With this arrangement, although the single veterans still seemed to be at a disadvantage, the veterans who were qualified to own multiple houses lost the opportunity to profit from the extra houses and would also lose interest in buying more area.

But this proposal was still opposed by many people: if it could not be sold or transferred, what was the point of buying a house?

After much thought, Shan Liang finally proposed a completely opposite idea:

“I think this housing allocation should be handled according to the idea of allocating dormitories,” he said. “We shouldn’t add concepts like property rights.”

Bairen New City was essentially a residence in the Kremlin or Zhongnanhai. From any point of view, it could not be sold or rented to the common people.

For a house that could not be listed on the market, stipulating property rights, prices, and so on had no value at all. It was actually just a veteran’s dormitory. Compared to the previous simple dormitories, it was just a bit larger, with better privacy, and could accommodate a life secretary. Everyone could enjoy some private pleasure.

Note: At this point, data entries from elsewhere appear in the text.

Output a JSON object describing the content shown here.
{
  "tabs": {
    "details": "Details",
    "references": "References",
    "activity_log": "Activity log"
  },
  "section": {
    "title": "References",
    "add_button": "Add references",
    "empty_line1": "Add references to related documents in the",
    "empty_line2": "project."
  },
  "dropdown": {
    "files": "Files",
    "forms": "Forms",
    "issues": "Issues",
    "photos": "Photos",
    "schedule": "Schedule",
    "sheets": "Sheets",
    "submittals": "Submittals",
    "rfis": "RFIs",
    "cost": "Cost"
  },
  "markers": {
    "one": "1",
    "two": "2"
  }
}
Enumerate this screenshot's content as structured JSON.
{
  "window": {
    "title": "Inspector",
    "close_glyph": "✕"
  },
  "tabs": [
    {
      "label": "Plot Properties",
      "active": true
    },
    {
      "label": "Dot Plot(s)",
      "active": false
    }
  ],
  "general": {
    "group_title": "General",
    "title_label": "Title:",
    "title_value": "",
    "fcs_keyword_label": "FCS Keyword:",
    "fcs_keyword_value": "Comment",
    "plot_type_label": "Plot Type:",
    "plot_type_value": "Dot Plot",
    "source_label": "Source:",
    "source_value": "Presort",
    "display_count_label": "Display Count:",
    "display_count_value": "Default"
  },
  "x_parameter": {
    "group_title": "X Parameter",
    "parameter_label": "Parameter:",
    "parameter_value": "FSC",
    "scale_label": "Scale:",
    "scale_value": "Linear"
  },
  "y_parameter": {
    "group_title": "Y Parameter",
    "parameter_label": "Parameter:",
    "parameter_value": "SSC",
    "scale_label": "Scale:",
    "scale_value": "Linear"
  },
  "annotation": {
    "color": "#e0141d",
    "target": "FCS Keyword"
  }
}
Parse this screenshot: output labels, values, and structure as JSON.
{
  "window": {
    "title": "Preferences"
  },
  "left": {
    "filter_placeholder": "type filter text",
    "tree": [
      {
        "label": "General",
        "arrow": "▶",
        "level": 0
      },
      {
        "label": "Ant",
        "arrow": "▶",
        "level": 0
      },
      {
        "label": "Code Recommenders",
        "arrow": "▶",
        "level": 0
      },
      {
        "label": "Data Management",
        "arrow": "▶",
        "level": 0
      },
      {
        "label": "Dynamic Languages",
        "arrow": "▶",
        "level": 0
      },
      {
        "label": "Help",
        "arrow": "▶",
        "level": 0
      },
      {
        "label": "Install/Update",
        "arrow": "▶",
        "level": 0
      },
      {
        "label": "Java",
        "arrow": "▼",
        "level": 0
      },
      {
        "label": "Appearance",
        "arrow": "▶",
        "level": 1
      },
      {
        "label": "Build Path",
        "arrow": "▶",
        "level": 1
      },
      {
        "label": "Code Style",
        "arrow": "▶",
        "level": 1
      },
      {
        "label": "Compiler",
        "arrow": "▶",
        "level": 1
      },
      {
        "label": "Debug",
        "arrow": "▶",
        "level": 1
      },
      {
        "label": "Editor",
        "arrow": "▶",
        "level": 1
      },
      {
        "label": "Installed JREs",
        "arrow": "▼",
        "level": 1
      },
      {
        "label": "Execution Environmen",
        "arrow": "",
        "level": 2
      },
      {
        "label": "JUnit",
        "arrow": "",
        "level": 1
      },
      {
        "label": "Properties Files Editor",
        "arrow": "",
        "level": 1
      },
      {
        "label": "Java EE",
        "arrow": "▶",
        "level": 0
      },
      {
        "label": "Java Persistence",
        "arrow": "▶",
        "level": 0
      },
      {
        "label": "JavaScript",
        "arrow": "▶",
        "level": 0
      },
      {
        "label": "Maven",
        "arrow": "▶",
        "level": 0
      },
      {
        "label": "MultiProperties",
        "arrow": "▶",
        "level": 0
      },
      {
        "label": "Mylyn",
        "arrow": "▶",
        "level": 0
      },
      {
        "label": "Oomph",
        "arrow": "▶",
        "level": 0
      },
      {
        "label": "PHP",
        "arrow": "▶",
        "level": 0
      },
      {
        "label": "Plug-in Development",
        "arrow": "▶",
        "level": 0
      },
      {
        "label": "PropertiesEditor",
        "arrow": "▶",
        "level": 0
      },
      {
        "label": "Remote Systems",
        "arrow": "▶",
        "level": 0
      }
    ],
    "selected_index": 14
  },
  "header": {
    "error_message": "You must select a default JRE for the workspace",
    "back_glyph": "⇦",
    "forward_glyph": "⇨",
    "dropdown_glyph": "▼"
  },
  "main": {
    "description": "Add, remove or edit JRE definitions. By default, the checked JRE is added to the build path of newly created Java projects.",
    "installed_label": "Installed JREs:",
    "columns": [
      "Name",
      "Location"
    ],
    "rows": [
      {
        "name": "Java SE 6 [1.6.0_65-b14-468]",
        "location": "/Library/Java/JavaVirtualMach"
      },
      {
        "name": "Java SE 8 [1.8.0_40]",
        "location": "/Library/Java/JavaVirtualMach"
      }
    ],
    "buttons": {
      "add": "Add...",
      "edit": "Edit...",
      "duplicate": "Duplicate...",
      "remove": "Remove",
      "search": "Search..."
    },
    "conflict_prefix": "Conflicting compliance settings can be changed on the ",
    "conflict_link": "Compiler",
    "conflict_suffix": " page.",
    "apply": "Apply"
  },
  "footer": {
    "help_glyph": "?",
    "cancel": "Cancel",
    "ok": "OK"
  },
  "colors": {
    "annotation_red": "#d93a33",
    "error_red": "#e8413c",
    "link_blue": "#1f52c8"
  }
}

“In that case, we don’t need to own the property rights of the house at all. Did Stalin own the property rights of his residence in the Kremlin?” As long as there were no property rights, the issue of benefits would not be so sharp.

Shan Liang’s plan was to allocate housing according to need, for single veterans, childless couple veterans, and family veterans with children.

Single veterans would enjoy small units. Couple veterans would enjoy medium-sized units, and family veterans with underage children would enjoy large units.